Arista has empowered its underwriters to make some of those decisions. "We're eliminating the mundane elements of underwriting," Cheeseman says. "There are certain places now in the UK market where, if a risk comes in, people are wading through manuals and guides to establish the baseline pricing, and from there the underwriting skill is refining that baseline specific to the risk. We're trying to use automation to eliminate that baseline work so that we identify the risk components where underwriter skill sets come into play." Cheeseman says the key is elevating the process to a level where the most-skilled underwriters - those who best understand risk acceptance - can devote their time to doing just that. "Some people who regard themselves as underwriters in the truest sense perhaps aren't."

(c) 2010 Insurance Networking News and SourceMedia, Inc. All Rights Reserved.

 

New Avenues of Communication

First there was mail; then there was phone; next came fax; and then there was e-mail. Agents and underwriters have seen the communication avenues change over the years. The question is: What's next?

"There is online chat and Web conferencing, but they aren't really widely used [in the insurance industry]," says Mike Fitzgerald, senior analyst at Boston-based Celent. "It's unexplored territory and frankly some of it is generational. However, I do think the underwriters need to be more accessible, and have multiple ways to be reached."

Dave Cheeseman, head of business systems at UK-based Arista Insurance, agrees that a combination of avenues is beneficial, but eliminating outdated avenues is just as important. "We don't take postal presentations," he says. "Agents must communicate via e-mail, and we only reply via e-mail. Therefore, I think you're moving at a stage with more automation and Web development."

Cheeseman says this not only frees up underwriters' time, but agents' time as well. "They have more time to communicate and do more work themselves in terms of understanding their customers' needs. So I think [the change in communication avenues] will be gradual, but I don't think you'll ever get away from the need to talk."

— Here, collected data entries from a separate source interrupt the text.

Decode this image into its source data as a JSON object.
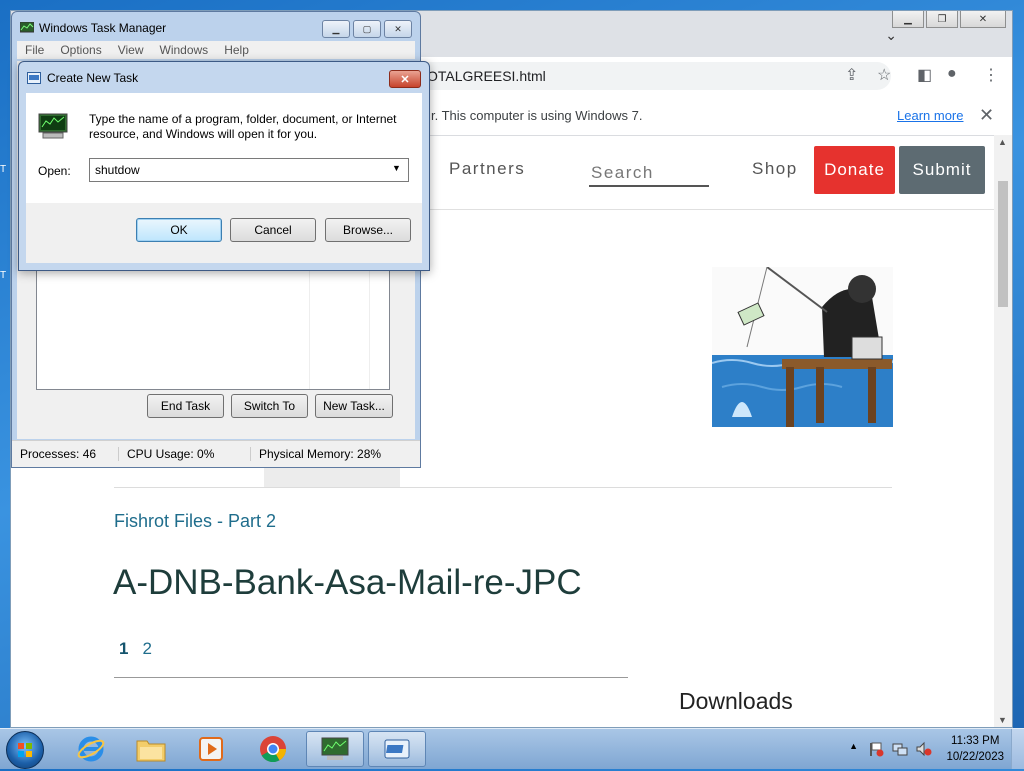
{
  "browser": {
    "url": "OTALGREESI.html",
    "infobar_message": "r. This computer is using Windows 7.",
    "infobar_link": "Learn more",
    "infobar_close": "✕"
  },
  "site": {
    "nav_partners": "Partners",
    "nav_search_placeholder": "Search",
    "nav_shop": "Shop",
    "donate_label": "Donate",
    "submit_label": "Submit",
    "breadcrumb": "Fishrot Files - Part 2",
    "title": "A-DNB-Bank-Asa-Mail-re-JPC",
    "pages": [
      "1",
      "2"
    ],
    "downloads_heading": "Downloads",
    "donate_color": "#e6322e",
    "submit_color": "#5d6b72"
  },
  "taskmgr": {
    "title": "Windows Task Manager",
    "menu": [
      "File",
      "Options",
      "View",
      "Windows",
      "Help"
    ],
    "buttons": {
      "end_task": "End Task",
      "switch_to": "Switch To",
      "new_task": "New Task..."
    },
    "status": {
      "processes": "Processes: 46",
      "cpu": "CPU Usage: 0%",
      "memory": "Physical Memory: 28%"
    }
  },
  "dialog": {
    "title": "Create New Task",
    "description": "Type the name of a program, folder, document, or Internet resource, and Windows will open it for you.",
    "open_label": "Open:",
    "open_value": "shutdow",
    "ok": "OK",
    "cancel": "Cancel",
    "browse": "Browse..."
  },
  "taskbar": {
    "apps": [
      "internet-explorer-icon",
      "file-explorer-icon",
      "media-player-icon",
      "chrome-icon",
      "task-manager-icon",
      "run-dialog-icon"
    ],
    "time": "11:33 PM",
    "date": "10/22/2023",
    "tray_arrow": "▲"
  }
}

York Fire & Casualty Insurance, Mississauga, Ontario, wants to enable a number of communication vehicles to improve the agent/underwriter relationship, but is careful not to overload its underwriters. "We've discussed other possibilities, including real-time chat function," says Bryan Bedford, York's VP carrier-agent technology solutions. "But there are issues around that, such as tracking. That [function] would [come] more from the technology helpdesk instead of an underwriter aspect. So I don't see it heading that way."